In Vaux’s defence, criticisms of a conflict of interests apply to every management buyout and in the end, if an acquirer is willing to offer a sufficient premium there is no legitimate reason why independent directors would have any reason to reject the offer. However, CVC’s offer of $3.50 per share isn’t really as generous as DCA made out in their announcement. Between June 2005 and April 2006, DCA traded around A$3.80 per share, above the value of CVC’s offer (and before any control premium is considered). The share price plunged in May this year after “the company issued a profit downgrade… and later missed out on two important contracts to provide diagnostic services in Britain.”
The critical major DCA shareholder may have a valid point – it seems questionable that David Vaux was so quick to join a private equity consortium in acquiring the company only months after a profit downgrade-induced the share price fall. DCA investors aggrieved about the loss of value on their shares would be incensed to find out that instead of focusing on rebuilding the share price their managing director turned around and picked up a stake in the company for a song.

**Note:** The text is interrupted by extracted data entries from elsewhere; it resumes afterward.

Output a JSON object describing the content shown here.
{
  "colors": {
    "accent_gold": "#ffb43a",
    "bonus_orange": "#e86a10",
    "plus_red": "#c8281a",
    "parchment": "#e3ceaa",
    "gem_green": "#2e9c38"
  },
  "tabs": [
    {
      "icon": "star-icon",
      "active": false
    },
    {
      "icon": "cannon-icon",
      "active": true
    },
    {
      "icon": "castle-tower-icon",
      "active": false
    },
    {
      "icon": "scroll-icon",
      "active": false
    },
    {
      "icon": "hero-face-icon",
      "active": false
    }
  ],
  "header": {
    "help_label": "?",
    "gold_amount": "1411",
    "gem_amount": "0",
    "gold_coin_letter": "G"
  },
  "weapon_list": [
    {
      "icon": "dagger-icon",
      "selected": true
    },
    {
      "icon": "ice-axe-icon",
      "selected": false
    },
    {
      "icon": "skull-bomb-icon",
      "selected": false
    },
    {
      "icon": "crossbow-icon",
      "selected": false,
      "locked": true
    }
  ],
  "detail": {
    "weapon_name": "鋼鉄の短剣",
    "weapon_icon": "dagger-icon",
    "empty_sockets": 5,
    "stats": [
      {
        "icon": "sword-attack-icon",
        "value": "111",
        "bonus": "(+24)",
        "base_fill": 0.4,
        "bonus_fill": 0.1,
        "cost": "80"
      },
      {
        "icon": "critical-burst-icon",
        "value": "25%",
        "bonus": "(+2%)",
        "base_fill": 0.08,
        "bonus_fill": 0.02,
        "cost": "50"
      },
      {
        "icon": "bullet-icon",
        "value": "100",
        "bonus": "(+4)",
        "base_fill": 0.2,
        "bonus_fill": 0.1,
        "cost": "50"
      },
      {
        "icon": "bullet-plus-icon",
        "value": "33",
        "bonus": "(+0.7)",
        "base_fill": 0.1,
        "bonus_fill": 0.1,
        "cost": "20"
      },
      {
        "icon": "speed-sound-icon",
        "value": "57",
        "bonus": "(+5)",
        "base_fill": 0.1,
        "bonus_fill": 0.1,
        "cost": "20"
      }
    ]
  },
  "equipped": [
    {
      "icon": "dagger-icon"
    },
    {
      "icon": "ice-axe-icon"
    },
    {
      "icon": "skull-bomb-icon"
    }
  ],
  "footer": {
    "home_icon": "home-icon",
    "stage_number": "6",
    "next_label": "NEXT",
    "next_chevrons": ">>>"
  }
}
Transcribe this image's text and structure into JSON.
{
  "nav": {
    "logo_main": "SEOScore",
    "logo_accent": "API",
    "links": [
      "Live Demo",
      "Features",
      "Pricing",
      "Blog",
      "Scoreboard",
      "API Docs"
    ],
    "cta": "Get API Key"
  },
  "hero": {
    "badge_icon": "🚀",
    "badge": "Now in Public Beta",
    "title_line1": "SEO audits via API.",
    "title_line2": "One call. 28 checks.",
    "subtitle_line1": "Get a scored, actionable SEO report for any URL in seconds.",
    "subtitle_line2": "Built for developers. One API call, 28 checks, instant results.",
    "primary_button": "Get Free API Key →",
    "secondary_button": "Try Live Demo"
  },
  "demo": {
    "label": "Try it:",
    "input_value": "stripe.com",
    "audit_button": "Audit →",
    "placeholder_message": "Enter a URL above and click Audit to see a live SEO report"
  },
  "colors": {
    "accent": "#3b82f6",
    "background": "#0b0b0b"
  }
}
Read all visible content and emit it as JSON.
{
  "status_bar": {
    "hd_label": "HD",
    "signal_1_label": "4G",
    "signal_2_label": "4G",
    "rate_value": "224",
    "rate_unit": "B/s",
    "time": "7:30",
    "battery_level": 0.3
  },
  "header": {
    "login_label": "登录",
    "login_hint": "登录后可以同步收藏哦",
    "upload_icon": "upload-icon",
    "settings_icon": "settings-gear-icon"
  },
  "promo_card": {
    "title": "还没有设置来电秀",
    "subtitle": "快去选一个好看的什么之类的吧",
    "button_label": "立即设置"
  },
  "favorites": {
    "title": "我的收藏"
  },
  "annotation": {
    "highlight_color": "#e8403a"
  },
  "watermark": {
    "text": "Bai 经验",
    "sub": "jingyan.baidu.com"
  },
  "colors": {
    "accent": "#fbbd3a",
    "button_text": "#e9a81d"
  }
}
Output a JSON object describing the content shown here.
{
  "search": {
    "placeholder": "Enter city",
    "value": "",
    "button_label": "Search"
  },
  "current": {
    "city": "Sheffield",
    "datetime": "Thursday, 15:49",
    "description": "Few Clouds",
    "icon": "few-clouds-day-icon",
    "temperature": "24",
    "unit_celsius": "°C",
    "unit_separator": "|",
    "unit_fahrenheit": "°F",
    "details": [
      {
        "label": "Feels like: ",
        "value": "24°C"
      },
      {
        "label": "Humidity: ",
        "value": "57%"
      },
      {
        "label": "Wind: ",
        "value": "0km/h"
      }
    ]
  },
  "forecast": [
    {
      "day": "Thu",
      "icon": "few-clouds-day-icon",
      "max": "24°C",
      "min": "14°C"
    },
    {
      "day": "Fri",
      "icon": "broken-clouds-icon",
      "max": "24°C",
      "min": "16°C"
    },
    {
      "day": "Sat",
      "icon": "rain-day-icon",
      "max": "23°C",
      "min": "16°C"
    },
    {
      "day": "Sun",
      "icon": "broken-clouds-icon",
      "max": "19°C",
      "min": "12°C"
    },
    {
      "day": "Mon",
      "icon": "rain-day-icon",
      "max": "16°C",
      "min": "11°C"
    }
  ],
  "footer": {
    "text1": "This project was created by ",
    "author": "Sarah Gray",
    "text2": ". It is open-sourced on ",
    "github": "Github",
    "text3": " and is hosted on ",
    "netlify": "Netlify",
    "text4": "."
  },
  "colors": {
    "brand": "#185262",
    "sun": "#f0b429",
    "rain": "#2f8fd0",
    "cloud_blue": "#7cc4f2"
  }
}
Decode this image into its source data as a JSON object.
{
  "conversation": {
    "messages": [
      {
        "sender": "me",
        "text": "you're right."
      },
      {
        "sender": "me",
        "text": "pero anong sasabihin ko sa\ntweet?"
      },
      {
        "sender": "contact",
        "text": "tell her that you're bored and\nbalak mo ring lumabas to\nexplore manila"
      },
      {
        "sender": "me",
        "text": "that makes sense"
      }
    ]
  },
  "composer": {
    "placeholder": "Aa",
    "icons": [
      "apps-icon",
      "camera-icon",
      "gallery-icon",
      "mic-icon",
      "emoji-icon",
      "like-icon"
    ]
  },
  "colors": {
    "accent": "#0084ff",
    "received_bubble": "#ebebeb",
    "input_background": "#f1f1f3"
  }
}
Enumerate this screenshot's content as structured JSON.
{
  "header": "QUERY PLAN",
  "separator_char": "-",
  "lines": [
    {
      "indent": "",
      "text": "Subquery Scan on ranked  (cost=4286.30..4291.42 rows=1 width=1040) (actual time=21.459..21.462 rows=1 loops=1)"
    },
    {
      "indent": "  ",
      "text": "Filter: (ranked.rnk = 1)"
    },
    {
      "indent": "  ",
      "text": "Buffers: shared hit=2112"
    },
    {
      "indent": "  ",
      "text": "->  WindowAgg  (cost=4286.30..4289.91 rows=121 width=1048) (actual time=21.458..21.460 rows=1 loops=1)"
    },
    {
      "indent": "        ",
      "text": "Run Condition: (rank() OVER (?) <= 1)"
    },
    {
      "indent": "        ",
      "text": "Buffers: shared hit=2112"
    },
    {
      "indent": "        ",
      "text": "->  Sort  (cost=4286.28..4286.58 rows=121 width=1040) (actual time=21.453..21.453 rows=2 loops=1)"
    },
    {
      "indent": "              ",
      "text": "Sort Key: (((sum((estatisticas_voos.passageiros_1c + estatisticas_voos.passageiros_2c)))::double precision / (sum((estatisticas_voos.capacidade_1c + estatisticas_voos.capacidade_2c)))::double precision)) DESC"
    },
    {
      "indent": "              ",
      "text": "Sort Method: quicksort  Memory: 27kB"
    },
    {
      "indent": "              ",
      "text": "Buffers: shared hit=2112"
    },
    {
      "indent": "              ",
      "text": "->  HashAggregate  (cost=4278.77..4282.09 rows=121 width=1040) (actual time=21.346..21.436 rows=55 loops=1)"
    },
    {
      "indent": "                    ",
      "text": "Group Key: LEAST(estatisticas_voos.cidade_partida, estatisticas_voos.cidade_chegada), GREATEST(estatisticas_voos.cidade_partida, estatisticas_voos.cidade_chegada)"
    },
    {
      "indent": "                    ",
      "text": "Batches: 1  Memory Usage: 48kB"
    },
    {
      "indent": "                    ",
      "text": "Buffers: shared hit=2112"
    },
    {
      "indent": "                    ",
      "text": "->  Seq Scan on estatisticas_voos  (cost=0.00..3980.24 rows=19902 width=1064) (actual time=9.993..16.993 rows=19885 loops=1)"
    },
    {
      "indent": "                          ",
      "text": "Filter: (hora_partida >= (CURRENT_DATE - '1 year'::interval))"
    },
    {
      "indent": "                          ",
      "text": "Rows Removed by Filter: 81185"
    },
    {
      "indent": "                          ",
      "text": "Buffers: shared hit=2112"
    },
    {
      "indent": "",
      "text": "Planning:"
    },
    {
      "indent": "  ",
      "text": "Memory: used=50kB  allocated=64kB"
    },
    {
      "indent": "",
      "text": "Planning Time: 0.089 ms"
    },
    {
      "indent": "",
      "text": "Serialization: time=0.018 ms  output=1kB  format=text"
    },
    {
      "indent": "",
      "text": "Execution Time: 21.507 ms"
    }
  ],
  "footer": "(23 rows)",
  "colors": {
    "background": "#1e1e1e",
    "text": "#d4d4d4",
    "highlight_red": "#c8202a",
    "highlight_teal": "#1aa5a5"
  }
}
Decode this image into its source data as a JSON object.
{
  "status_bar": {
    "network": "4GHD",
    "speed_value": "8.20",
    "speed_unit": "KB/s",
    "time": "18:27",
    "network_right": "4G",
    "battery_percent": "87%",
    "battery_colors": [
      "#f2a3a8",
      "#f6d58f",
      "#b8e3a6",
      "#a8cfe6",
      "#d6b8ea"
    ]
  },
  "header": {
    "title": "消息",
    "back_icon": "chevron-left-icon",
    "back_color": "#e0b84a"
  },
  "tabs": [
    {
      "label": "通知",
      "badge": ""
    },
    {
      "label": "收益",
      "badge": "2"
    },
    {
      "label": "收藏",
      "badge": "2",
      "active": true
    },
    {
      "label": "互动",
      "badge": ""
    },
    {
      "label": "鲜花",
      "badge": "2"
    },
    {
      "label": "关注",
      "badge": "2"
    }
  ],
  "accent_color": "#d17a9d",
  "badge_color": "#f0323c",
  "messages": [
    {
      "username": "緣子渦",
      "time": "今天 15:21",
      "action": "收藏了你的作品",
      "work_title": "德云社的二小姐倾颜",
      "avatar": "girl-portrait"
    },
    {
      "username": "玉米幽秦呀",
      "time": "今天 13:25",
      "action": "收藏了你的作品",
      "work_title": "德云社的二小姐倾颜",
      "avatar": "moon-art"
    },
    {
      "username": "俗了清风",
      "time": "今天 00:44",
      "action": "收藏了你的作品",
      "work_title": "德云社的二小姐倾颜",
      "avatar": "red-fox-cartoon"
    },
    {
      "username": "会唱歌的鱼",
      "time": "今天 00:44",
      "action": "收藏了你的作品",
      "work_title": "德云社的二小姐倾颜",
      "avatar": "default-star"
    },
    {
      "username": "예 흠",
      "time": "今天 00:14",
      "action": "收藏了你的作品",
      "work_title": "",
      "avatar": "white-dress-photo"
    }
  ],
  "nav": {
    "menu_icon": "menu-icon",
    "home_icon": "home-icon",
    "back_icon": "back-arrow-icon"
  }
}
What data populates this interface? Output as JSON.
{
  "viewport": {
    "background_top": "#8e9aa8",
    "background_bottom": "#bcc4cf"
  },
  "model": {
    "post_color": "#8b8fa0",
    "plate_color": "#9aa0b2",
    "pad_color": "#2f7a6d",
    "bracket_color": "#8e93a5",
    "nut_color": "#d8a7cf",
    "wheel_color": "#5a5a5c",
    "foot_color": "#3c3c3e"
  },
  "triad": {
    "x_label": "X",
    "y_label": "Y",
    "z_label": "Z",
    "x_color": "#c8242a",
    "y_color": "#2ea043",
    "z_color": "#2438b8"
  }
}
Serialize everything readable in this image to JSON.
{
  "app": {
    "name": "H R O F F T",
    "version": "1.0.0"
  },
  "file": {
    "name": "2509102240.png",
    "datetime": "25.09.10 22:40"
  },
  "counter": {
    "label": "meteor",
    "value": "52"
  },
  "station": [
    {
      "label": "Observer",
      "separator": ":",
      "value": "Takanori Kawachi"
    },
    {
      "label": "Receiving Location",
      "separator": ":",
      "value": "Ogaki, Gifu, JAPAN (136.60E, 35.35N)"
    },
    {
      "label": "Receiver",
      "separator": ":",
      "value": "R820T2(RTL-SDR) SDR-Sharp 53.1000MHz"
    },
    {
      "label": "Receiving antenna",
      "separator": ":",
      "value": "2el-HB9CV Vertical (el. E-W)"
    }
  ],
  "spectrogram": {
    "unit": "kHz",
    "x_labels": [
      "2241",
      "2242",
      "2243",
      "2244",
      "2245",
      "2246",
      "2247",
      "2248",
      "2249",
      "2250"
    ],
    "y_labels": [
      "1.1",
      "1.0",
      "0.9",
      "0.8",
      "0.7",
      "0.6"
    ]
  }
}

If Vaux thought DCA shares were undervalued, perhaps he should have recommended a share buyback that would benefit all shareholders.
While there is an element of conflict in all management buyouts the conflict in DCA’s case has been far more pronounced due to the short time frame between the share price collapse and the announcement of the Scheme. Nobody begrudges a widow who remarries, although questions can be asked when a grieving spouse drives straight from the funeral to a Las Vegas chapel.
DCA’s most recent Annual Report noted that total shareholder return over the past five years was 150.3%, versus 81.1% for the ASX200. Unfortunately for shareholders, they won’t be able to participate in any future growth, unlike their managing director.
Disclosure: The author has an economic interest in the performance of DCA shares.